Brasil 2026: uma “Ideotocracia” movida somente pela manutenção do poder usando todas as ferramentas da “magieconomia”. Este é o Brasil de 2025. Quer conhecer os cenários para 2027?
Os números deste (des) governo lembram que causaram a segunda maior recessão do mundo, a maior inflação e desemprego do século no Brasil, fruto da Nova Matriz Econômica. Quem nega a matemática pode pular. São os números do fim do caos da Ensacadora de Vento e dos últimos 12 meses.
Déficit Nominal x % PIB – 9% x 7,12%. Juros da Dívida Pública x % PIB – 7% x 6,81%. Dívida Pública – 78% x 77,55%. Transações Correntes – 4,5% x 3,5%. A combinação gerou os primeiros déficits gêmeos (fiscal e transações correntes) desde 2013.
Insanidade é fazer sempre a mesma coisa e esperar resultados diferentes, já disse Einstein. Pensando na reeleição, medidas como Vale Gás e energia gratuita engordaram o déficit, já enorme com Bolsa Família e Pé de Meia. Como as necessidades são infinitas, estuda-se transporte público gratuito. Não consigo prever a próxima medida nem calcular o rombo, mas ela virá.
Na semana passada, me assustei ao ver o Market Makers entrevistando Zé Dirceu. Pensei que Thiago Salomão tivesse virado a casaca, mas logo entendi que seguia os ensinamentos de Sun Tzu:
“Se você conhece o inimigo e conhece a si mesmo, não precisa temer o resultado de cem batalhas. Se você se conhece, mas não conhece o inimigo, para cada vitória sofrerá também uma derrota. Se não conhece nem o inimigo nem a si mesmo, perderá todas as batalhas.”

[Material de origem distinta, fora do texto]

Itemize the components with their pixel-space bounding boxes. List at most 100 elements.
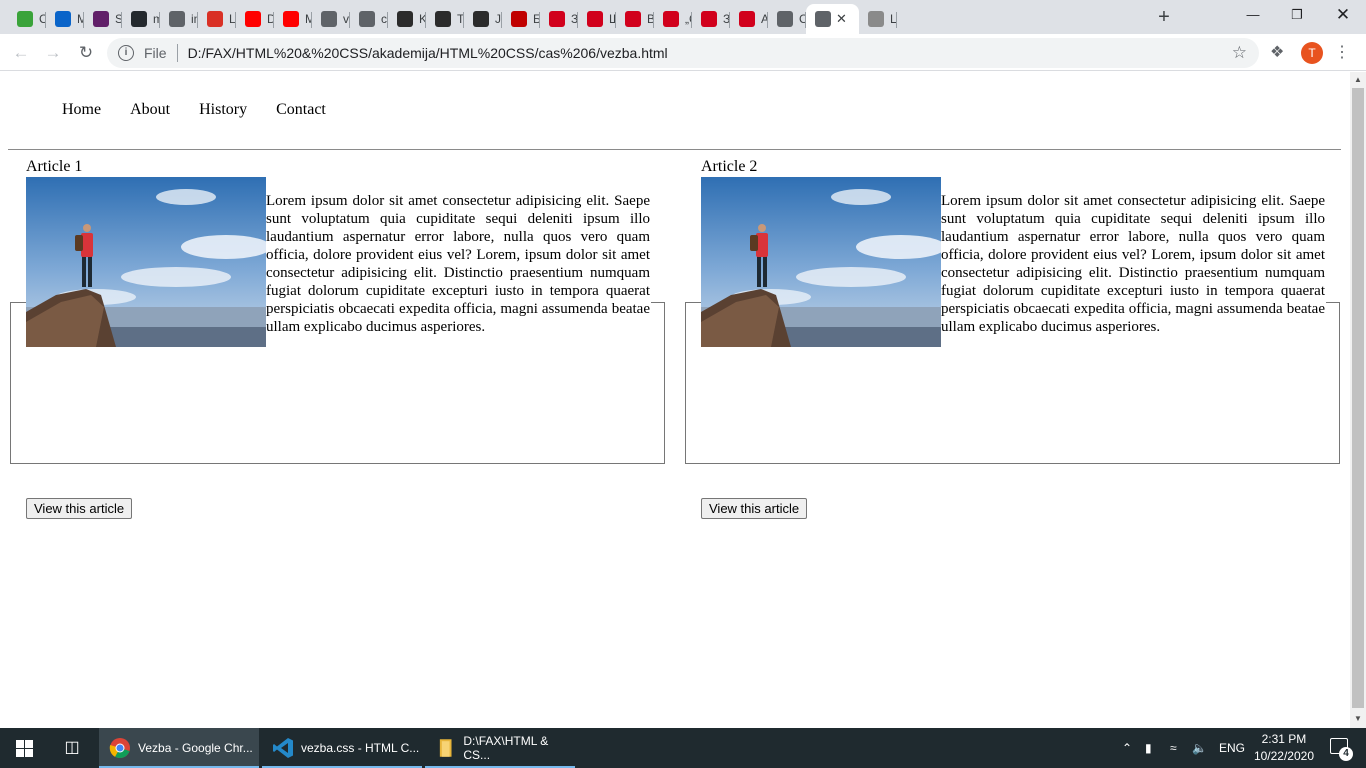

Sem pudor, o entrevistado defendeu maior integração da política fiscal e monetária para gerar emprego e renda sem perder o controle de preços. Tradução: baixar os juros na marra. É o ponto que falta para uma Novíssima Econômica. Espero que Salomão tenha ganho adicional de insalubridade.
Excluí o purgatório do título, pois não há espaço político nem vontade de frear o carro rumo ao muro. Até 2026, haverá festival de gastança dentro e fora do orçamento. Com os juros, sendo otimista, caindo para 13%, o rombo fiscal aumenta.
Depois das eleições, temos dois cenários.
Céu: a vitória de um moderado de oposição trará otimismo à economia. O dólar cai, a taxa de juros futura cai, o BC acelera a Selic, a Bolsa explode, os investimentos estrangeiros voltam. Como no governo Temer, os adultos entram na sala para trazer racionalidade econômica.
Inferno: em coerência com a cor do partido, vão dobrar a meta populista, quebrando o Estado em 2027. Uma ministra do (des) governo já disse isto. Embora a história não se repita, povo na rua e Congresso controlado pela direita é meio caminho para um novo impeachment.
Em que cenário você aposta?
Fonte: “Déficits gêmeos expõem desequilíbrio de Lula 3 e o aproximam de Dilma” – Folha de São Paulo – 14/09; “Painel BM&C – Roberto Dumas, Bruno Musa e Alex André”; “O Plano do pt para Derrotar a Direita em 2026” – Market Makers #257.